My own solution to this problem has largely been to give up on them getting this. I prompt a solution to the problem the way that most people do, then if I want to make bad illegal states unrepresentable I prompt the AI through the process of the necessary refactorings, unless it's so small that I just do it myself. Given a lot of code that uses maps/dicts and arrays and strings and ints, if you prompt it through making those more thoroughly typed, it's actually pretty good at it. I've not had a lot of luck getting good designs out of single prompts, even when I get detailed. Treating it as two separate tasks seems to work out well.

And watch the diffs on the types carefully; AI loves to sneak past a ".JustSetItAndIgnoreAllThePreAndPostConditions(string)" method. After all, I suspect there's plenty of training data of "types that are nicely structured to make error states unrepresentable and then a later maintainer came along and added a 'JustEffingDoIt' method that broke everything" in the field. One of the best defenses is to make sure that the type implementing these things is in its own file and you can easily look at all the methods it adds on those types and smack it when it does that. I've tried slathering warnings about not doing this and explaining the pre- and post-conditions being maintained in the docs but the change seems marginal.

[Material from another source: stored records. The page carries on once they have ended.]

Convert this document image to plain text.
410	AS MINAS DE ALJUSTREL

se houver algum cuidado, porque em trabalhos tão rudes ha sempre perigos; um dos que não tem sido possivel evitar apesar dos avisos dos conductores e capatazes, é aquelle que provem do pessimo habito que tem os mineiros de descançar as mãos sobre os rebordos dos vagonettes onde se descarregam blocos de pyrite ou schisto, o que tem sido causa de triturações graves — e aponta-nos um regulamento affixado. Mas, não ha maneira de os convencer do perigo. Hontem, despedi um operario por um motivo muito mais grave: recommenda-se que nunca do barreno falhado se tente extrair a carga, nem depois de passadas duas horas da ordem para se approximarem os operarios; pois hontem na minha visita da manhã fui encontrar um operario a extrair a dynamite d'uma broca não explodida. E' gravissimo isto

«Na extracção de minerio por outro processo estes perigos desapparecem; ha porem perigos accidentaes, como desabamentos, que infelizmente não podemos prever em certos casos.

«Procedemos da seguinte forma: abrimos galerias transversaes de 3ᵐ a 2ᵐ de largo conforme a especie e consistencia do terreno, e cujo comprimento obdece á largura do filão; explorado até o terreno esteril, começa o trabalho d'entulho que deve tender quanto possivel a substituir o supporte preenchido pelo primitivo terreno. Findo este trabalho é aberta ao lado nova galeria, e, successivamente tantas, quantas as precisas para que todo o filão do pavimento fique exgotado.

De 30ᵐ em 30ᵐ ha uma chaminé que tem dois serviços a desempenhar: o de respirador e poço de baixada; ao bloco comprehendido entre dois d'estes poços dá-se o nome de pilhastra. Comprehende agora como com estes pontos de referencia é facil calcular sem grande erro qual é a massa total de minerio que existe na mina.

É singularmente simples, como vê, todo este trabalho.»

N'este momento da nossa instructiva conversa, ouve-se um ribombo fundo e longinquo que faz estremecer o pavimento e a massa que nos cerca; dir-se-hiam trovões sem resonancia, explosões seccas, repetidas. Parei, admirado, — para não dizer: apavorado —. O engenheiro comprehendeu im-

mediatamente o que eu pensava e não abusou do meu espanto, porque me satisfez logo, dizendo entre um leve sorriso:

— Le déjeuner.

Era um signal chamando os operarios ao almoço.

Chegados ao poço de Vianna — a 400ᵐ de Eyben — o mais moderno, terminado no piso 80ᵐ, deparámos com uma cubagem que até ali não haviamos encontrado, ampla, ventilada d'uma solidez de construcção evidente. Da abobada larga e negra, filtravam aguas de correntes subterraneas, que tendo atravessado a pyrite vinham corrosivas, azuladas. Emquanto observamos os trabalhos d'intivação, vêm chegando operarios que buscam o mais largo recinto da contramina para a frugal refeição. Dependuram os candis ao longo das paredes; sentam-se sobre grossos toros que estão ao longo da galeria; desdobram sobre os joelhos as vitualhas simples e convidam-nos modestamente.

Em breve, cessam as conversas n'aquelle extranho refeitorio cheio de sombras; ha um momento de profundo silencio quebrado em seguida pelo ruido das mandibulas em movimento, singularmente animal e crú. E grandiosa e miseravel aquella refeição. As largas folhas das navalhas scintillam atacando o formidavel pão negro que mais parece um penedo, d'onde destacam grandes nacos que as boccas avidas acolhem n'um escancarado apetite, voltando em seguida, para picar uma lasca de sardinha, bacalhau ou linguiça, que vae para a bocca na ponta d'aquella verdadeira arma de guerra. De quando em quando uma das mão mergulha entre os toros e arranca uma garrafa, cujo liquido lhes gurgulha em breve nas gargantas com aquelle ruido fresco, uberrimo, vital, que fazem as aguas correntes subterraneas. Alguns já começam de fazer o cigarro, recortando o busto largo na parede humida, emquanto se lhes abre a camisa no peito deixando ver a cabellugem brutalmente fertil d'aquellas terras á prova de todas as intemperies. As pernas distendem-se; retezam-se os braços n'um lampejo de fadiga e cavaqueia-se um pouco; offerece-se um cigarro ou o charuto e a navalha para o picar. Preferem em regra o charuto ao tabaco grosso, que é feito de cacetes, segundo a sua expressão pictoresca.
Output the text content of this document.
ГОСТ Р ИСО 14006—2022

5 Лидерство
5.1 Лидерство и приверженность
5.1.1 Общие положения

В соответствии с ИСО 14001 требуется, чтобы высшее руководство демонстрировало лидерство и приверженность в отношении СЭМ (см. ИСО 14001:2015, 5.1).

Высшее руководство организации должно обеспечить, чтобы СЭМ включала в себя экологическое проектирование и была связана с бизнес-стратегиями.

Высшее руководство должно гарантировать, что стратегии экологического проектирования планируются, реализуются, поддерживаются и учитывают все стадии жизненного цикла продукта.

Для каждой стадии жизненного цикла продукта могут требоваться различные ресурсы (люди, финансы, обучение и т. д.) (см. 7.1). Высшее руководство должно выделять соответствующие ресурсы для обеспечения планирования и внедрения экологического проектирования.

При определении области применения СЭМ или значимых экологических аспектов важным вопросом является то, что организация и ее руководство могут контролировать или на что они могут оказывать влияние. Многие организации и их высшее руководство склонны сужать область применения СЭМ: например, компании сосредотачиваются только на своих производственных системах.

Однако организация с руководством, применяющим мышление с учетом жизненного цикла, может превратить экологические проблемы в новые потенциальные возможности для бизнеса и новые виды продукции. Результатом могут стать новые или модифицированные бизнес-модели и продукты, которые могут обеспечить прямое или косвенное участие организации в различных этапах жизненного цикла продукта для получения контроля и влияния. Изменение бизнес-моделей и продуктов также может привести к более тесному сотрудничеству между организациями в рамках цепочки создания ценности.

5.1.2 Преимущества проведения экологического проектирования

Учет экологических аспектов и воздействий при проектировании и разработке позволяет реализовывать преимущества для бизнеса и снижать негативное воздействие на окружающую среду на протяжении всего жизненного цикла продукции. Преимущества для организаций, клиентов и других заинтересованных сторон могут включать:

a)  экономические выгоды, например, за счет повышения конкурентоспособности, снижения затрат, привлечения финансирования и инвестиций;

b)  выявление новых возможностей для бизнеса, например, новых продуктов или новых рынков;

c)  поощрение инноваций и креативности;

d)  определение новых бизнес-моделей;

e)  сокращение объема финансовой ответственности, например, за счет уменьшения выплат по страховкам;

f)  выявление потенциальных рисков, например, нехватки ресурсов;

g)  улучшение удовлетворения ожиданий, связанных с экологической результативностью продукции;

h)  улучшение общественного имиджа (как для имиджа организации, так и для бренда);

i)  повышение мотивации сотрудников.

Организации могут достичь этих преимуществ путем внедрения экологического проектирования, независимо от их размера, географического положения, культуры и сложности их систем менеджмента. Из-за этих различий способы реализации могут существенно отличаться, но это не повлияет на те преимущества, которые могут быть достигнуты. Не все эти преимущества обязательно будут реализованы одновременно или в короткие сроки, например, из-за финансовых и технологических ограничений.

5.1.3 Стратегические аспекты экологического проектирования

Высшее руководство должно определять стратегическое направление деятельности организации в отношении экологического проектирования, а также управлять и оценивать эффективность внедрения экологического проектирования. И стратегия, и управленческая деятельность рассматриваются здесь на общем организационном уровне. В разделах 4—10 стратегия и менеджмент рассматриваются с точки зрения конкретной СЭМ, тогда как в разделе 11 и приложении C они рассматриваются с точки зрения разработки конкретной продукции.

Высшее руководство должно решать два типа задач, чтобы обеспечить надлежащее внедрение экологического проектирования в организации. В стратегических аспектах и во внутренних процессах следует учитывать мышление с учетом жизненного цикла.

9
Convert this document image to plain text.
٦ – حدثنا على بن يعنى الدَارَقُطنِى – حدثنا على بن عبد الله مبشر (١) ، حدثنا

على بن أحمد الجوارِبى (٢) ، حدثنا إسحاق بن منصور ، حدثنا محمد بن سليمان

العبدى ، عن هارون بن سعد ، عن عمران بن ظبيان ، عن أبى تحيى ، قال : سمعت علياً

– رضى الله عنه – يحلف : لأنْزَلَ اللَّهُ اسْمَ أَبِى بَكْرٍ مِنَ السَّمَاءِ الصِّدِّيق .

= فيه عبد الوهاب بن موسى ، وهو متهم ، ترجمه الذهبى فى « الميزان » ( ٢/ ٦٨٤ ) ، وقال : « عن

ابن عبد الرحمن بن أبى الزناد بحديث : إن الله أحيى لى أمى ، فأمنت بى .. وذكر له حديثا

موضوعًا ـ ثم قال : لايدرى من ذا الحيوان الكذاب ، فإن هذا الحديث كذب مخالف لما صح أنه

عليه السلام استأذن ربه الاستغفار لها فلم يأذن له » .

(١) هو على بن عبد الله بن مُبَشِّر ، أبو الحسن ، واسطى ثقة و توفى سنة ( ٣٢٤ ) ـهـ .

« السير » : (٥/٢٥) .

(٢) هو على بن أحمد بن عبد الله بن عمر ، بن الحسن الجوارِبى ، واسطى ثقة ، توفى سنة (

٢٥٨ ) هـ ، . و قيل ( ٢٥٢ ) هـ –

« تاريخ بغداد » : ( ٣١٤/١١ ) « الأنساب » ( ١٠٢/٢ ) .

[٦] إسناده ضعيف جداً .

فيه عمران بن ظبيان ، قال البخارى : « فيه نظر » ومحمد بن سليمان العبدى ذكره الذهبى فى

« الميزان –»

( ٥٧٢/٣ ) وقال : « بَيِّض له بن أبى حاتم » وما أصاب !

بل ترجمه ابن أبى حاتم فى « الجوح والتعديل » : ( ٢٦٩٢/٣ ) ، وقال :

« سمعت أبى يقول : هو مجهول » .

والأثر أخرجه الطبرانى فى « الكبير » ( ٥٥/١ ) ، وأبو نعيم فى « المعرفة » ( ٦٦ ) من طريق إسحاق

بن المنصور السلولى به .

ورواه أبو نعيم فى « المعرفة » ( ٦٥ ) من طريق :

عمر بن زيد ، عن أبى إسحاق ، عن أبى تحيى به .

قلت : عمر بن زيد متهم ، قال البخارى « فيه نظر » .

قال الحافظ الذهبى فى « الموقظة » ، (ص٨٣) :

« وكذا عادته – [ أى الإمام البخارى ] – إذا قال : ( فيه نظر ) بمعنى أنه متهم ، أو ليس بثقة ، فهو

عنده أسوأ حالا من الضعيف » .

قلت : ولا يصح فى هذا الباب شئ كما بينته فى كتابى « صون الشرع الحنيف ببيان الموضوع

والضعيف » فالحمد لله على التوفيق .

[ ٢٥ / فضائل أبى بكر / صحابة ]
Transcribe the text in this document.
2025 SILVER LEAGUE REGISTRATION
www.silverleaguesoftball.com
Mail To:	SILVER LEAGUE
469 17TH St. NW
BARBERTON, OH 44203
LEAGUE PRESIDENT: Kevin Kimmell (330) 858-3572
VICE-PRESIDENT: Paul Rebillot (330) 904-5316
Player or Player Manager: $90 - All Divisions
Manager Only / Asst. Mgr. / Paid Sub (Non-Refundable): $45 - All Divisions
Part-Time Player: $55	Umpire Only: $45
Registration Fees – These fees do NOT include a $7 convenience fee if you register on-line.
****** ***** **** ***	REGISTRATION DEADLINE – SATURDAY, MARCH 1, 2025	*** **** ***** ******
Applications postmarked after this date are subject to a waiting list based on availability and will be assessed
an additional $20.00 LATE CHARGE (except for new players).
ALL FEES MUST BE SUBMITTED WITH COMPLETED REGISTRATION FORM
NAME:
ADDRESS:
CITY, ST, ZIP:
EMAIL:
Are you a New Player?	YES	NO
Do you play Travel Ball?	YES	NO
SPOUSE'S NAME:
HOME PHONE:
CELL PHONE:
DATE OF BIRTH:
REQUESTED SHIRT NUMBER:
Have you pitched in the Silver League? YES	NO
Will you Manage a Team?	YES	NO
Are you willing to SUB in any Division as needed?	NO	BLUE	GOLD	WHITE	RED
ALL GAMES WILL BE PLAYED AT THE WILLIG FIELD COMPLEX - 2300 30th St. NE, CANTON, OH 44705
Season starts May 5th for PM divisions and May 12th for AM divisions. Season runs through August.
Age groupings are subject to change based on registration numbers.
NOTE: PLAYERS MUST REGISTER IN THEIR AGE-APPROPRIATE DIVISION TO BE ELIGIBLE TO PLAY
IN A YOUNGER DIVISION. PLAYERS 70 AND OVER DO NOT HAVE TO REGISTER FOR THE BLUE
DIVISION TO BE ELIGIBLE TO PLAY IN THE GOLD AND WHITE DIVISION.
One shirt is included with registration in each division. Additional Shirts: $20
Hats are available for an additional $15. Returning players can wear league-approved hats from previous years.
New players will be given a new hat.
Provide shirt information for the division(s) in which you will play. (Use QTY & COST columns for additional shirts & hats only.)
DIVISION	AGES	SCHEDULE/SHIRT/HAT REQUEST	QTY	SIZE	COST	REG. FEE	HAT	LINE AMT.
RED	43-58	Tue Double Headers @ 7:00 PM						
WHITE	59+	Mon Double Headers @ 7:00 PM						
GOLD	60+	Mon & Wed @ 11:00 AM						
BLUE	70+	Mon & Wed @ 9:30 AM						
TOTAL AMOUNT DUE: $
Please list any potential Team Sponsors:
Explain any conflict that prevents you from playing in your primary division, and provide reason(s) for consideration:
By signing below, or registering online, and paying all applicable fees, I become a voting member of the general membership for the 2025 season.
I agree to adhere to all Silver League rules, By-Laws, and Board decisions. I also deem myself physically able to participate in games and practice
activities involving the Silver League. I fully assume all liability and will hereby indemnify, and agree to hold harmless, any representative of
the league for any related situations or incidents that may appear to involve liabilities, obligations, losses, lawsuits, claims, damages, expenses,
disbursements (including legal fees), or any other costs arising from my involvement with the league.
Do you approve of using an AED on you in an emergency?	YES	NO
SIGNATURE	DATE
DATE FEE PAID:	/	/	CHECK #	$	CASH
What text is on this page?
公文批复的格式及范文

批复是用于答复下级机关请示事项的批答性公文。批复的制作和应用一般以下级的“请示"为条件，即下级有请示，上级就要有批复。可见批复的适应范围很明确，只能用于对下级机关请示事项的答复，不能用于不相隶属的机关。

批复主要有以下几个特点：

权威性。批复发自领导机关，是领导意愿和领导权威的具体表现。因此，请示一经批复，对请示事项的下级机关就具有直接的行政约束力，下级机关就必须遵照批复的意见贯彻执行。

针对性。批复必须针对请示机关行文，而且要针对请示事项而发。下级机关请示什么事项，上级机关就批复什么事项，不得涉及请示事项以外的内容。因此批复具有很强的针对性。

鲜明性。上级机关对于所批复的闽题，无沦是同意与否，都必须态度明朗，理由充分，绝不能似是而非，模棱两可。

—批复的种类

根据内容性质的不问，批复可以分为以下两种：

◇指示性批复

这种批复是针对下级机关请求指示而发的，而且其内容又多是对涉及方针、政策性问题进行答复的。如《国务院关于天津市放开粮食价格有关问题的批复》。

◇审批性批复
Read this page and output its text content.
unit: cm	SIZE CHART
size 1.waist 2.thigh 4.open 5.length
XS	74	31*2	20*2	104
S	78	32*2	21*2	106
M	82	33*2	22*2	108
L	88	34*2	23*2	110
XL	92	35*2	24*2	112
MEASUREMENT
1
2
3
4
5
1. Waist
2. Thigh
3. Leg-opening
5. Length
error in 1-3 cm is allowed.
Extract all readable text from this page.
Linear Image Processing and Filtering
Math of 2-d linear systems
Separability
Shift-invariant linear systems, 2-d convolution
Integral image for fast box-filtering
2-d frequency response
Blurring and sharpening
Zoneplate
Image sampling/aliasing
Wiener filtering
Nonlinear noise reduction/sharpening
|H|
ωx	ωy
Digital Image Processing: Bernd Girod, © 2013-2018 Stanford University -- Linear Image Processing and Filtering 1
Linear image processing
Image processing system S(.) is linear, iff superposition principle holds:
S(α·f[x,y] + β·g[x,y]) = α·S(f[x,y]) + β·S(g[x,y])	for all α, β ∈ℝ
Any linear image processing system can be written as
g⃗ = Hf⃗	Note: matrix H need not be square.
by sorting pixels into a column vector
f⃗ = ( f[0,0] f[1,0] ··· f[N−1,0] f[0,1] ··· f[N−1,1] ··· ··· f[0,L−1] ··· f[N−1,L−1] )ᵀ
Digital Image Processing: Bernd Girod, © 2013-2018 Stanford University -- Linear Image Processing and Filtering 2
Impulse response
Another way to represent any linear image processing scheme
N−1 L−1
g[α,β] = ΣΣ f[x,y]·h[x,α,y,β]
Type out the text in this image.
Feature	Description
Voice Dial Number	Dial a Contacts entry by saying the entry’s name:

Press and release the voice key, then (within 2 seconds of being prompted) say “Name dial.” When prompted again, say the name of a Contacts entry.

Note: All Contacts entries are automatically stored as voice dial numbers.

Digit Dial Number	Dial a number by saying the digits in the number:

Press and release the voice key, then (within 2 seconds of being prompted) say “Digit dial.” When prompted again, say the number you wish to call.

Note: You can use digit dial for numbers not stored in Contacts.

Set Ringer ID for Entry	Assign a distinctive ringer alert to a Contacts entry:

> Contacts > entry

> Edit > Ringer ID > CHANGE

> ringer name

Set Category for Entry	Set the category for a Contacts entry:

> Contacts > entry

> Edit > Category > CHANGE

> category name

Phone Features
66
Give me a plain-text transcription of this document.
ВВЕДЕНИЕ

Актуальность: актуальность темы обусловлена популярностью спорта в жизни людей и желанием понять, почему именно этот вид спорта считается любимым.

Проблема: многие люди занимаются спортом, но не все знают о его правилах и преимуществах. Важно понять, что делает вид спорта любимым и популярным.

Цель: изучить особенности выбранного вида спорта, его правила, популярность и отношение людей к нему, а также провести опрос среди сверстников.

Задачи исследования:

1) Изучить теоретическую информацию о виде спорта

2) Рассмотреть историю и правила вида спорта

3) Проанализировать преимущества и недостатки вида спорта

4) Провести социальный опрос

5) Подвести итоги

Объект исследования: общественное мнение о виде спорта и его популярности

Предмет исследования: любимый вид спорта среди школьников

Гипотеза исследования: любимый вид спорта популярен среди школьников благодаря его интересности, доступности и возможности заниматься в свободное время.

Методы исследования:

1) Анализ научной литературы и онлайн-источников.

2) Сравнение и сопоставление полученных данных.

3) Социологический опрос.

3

It’s because it matches the patterns they are trained to follow. They don’t understand the code. They can’t reason about the actual logic flow. They can only work with patterns.
Sorry to say but the solution is to stop using python. The models are trained to code defensively assuming historically representative python codebases. The models trust the types a lot more in languages where the canonical historical examples trust the types because the language is constructed around that premise.